Physicist Hirosi Ooguri Awarded for Novel Research on Black Holes
The Researcher
(Originally published by the California Institute of Technology)
January 8, 2008
Hirosi Ooguri, the Kavli Professor of Theoretical Physics at the California Institute of Technology, is a co-recipient of the first ever Leonard Eisenbud Prize for Mathematics and Physics, awarded by the American Mathematical Society (AMS). The prize, created in 2006, has gone to Ooguri and coauthors Andrew Strominger and Cumrun Vafa of Harvard University for their paper "Black hole attractors and the topological string," published in 2004.
This work stems from concepts formulated by scientists Jacob Bekenstein and Stephen Hawking. Originally, scientists thought that a black hole must be simple in structure and somewhat dull as a phenomenon.
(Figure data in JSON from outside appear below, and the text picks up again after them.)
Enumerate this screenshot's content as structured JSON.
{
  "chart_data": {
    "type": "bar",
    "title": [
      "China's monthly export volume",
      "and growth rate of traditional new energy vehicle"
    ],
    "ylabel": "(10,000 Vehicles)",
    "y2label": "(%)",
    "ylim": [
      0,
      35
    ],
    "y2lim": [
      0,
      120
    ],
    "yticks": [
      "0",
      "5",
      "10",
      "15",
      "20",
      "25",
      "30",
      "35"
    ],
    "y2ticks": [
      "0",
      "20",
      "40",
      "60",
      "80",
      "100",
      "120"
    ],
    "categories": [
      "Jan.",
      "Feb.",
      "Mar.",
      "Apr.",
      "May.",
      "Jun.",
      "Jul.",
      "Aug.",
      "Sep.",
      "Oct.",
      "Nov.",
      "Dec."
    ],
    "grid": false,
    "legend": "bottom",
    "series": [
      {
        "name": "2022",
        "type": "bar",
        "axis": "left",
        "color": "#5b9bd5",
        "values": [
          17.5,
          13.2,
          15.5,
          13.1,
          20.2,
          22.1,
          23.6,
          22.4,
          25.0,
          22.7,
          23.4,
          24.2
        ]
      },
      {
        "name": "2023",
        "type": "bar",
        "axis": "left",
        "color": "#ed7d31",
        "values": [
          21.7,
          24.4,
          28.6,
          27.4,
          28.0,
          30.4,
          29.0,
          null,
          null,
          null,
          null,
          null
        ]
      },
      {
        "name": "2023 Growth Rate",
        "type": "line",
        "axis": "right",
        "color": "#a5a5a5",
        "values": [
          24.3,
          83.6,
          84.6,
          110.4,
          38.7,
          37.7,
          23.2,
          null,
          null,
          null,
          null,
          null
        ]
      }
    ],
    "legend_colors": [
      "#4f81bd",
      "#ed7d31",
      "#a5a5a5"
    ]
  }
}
In the 1970s, however, Bekenstein and Hawking proposed that a black hole would have entropy, and that its quantum configuration would have an exponentially large number of possibilities, much as there are a number of ways you can arrange the furniture in your bedroom.
In what the AMS calls a "beautiful and highly unexpected proposal," Ooguri and his coauthors related the property of black holes to state-of-the-art mathematics in higher dimensions. A new geometric method in six dimensions called topological string theory, whose development has been inspired by superstring theory, turned out to be essential in explaining the origin of the black hole entropy.
"We had an answer, which was topological string theory," says Ooguri. But they did not know how it could be applied. "It turns out counting the states of black holes was the question we had been looking for. This work was the discovery of the question." Ooguri says that this prize is exciting not just for his work, but because it recognizes the connection between physics and mathematics. Ooguri had trouble understanding physics while in high school until he took calculus.
"Mathematics is a language, and we need that language to understand the physics of our universe," says Ooguri. Mathematics and physics complement each other. Discoveries in physics can catalyze developments in mathematics, and vice versa.
The $5,000 prize was awarded to Ooguri, Strominger, and Vafa on January 7, 2008, at the AMS meeting in San Diego, the largest annual gathering of mathematicians in the world.
The AMS was founded in 1888 to advance mathematical research and scholarship. It aims to promote mathematical research and its uses through programs and services, to strengthen mathematical education, and to foster awareness and appreciation of mathematics and its connection to other disciplines and to everyday life. The society has 28,000 individual members in the United States and around the world.
David Eisenbud, a former president of the AMS, established the Leonard Eisenbud Prize for Mathematics and Physics in memory of his father, a mathematical physicist who died in 2004. The prize honors work that connects the two fields. The prize will be awarded every three years for a work published in the preceding six years.
John Schwarz, one of Ooguri's colleagues and the Brown Professor of Theoretical Physics at Caltech, says, "Hirosi Ooguri is one of the leading theoretical physicists in the world. Research on string theory and quantum field theory has had a profound impact on fundamental mathematics in recent times, and this is epitomized by Ooguri's contributions. I am delighted that he is receiving this richly deserved recognition."